Alors que les prix des carburants ne cessent de grimper depuis le début de la guerre en Iran, le premier ministre a assuré qu’une baisse de la TVA sur les carburants ne changerait pas le prix à la pompe. En effet, cette situation complique la vie des consommateurs déjà affectés par l’inflation.
Une hausse des prix à la pompe : qui en sont les responsables ?
Près de deux semaines après le début des hostilités lancées par les États-Unis et Israël contre l’Iran, les prix des carburants en France ont fortement augmenté. Les stations-service affichent rarement du sans-plomb ou du diesel sous les deux euros le litre, sachant que les taxes représentent plus de 56 % du prix pour le diesel et 57 % pour le SP95. Les inquiétudes concernant les marges des distributeurs ne cessent de croître.
Le premier ministre, Sébastien Lecornu, a exclu une baisse de la TVA sur les carburants, la qualifiant de mesure « aussi démagogue qu’inutile » et « inefficace pour le prix à la pompe ». Il cite l’exemple polonais, où les pétroliers auraient profité de la baisse de TVA pour augmenter leurs marges. Pour justifier cette position, la ministre déléguée à l’Énergie, Maud Bregeon, estime que le manque à gagner pour l’État pourrait atteindre 12 milliards d’euros.

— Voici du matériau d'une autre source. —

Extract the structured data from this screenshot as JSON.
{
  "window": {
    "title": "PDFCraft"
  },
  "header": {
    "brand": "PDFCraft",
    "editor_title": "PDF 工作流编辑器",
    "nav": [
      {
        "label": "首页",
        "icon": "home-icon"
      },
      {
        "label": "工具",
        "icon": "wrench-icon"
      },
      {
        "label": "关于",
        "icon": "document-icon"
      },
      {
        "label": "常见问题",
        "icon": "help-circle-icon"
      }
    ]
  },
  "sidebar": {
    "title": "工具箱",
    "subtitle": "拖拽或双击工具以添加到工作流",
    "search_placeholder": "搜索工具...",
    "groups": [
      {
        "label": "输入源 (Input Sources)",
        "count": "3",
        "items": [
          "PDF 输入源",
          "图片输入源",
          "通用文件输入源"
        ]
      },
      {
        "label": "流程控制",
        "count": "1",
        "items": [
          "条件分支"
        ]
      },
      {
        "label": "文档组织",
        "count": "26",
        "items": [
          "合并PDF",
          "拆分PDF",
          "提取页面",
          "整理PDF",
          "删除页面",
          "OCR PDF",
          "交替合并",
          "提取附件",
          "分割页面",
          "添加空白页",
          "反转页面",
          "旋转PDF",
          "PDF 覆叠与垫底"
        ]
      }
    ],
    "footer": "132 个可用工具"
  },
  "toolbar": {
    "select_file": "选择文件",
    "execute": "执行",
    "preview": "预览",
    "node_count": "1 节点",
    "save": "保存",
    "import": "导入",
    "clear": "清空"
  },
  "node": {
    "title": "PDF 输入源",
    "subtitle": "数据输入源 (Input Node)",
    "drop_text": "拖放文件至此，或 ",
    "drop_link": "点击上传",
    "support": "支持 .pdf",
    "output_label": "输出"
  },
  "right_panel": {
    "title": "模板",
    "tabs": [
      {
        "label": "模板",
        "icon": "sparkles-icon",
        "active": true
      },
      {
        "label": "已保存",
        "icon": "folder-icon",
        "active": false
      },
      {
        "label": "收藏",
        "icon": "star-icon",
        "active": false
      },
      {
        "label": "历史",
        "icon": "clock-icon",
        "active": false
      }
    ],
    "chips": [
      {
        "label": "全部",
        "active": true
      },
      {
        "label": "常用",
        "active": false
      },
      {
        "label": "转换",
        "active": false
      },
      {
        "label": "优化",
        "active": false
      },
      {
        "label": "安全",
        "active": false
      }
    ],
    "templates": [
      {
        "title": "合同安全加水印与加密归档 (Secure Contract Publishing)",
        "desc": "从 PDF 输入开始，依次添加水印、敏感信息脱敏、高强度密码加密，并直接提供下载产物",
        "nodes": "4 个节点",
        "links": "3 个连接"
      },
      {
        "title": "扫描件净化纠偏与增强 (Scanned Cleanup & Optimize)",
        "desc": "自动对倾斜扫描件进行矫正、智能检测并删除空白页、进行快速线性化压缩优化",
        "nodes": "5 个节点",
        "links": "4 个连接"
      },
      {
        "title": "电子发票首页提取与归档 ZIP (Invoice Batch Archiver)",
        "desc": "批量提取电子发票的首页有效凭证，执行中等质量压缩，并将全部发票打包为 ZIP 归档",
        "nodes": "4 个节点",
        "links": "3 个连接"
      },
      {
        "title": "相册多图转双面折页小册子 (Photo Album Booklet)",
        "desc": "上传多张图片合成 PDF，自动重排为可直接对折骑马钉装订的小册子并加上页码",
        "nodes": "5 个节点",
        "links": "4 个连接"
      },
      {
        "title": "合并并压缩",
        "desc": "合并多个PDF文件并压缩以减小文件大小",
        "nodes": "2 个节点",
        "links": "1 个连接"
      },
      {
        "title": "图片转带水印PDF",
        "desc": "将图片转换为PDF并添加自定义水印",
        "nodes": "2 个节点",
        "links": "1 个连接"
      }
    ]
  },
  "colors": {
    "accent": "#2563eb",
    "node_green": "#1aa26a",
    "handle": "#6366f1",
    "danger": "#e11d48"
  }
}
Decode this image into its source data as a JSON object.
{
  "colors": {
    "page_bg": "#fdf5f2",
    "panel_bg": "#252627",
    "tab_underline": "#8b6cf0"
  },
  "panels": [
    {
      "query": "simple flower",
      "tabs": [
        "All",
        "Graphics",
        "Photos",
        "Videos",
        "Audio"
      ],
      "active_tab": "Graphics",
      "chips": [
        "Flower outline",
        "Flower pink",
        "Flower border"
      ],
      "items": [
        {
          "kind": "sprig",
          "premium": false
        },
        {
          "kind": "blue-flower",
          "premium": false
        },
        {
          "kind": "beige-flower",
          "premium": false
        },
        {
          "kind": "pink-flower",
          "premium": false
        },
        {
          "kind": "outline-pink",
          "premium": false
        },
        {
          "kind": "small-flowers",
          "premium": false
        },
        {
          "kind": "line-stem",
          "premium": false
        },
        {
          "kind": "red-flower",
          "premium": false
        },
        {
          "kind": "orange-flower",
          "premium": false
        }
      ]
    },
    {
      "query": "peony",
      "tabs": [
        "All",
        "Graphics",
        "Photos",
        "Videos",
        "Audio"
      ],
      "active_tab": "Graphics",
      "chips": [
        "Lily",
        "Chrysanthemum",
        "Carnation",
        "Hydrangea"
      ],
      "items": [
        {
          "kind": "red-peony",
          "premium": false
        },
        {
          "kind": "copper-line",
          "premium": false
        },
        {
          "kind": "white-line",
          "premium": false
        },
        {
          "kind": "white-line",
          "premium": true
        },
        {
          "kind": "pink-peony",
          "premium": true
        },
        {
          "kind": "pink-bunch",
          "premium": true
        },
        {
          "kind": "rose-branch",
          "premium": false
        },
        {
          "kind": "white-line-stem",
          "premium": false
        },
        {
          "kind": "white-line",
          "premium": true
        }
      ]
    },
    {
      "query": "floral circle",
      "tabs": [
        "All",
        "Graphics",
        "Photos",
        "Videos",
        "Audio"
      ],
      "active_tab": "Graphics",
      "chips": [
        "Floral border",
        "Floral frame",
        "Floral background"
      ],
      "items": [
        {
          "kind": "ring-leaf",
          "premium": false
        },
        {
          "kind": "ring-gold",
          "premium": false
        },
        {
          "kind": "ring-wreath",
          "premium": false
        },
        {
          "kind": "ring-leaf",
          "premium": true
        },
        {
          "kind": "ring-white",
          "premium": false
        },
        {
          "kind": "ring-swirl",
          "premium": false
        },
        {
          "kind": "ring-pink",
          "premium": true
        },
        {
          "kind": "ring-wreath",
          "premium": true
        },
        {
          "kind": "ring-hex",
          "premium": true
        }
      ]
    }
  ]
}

Les différentes taxes qui impactent le prix du carburant
En France, plusieurs taxes s’appliquent aux carburants. La plus importante est la « fraction perçue en métropole sur les produits énergétiques », anciennement TICPE. À elle seule, cette taxe représente 40 % du prix du litre selon les données du gouvernement. De plus, une autre taxe, la TVA à 20 %, est appliquée sur la TICPE, faisant que ce montant est encore plus élevé pour le consommateur.
Le prix de la matière première brute ne représente en moyenne que 30 % du coût total à la pompe. Une estimation indique que le litre de diesel à 2,10 euros pourrait passer à 1,84 euro si la baisse de la TVA était mise en œuvre, rendant le SP95 à 1,75 euro. Néanmoins, la prudence est de mise, comme l’illustre l’exemple polonais récité par le ministre.
Les implications économiques d’une baisse de la TVA
La crainte d’une baisse de la TVA est également liée à la capacité des pays à gérer leurs finances publiques. Les propos de Maud Bregeon soulèvent une question essentielle : « Est-il sérieux de baisser la TVA sur l’énergie en visant un déficit de 5 % en 2026 ? » Le gouvernement estime qu’une telle mesure pourrait être catastrophique pour les finances publiques.
Les consommateurs pourraient donc, en fin de compte, ne rien gagner de cette baisse, surtout si les marges des distributeurs augmentent. Sébastien Lecornu renforce cette idée en déclarant : « Ces mesures seraient non seulement inefficaces, mais aussi catastrophiques pour nos finances publiques. Ce que les Français finissent toujours par payer en impôts ». Pour en savoir plus sur ces enjeux, vous pouvez consulter d’autres travaux à ce sujet dans notre article concernant, par exemple, les réflexions autour des pénuries énergétiques en Corée du Nord et Iran.
Comparaisons internationales et perspectives futures
Regarder ailleurs peut aussi apporter un éclairage. Par exemple, un article de Boursier discute de la manière dont d’autres pays ont géré des crises similaires. Certes, la Pologne a baissé sa TVA, mais elle a dû faire face à des critiques pour des hausses de prix inexpliquées. Ce dilemme pourrait être contraignant pour la France qui avoisine une TVA de 20 %, alors que l’UE fixe un seuil minimal de 15 % pour les carburants.
Ainsi, le débat autour de la baisse de la TVA sur les carburants reste ouvert, mêlant des considérations économiques et des réalités politiques cruciales.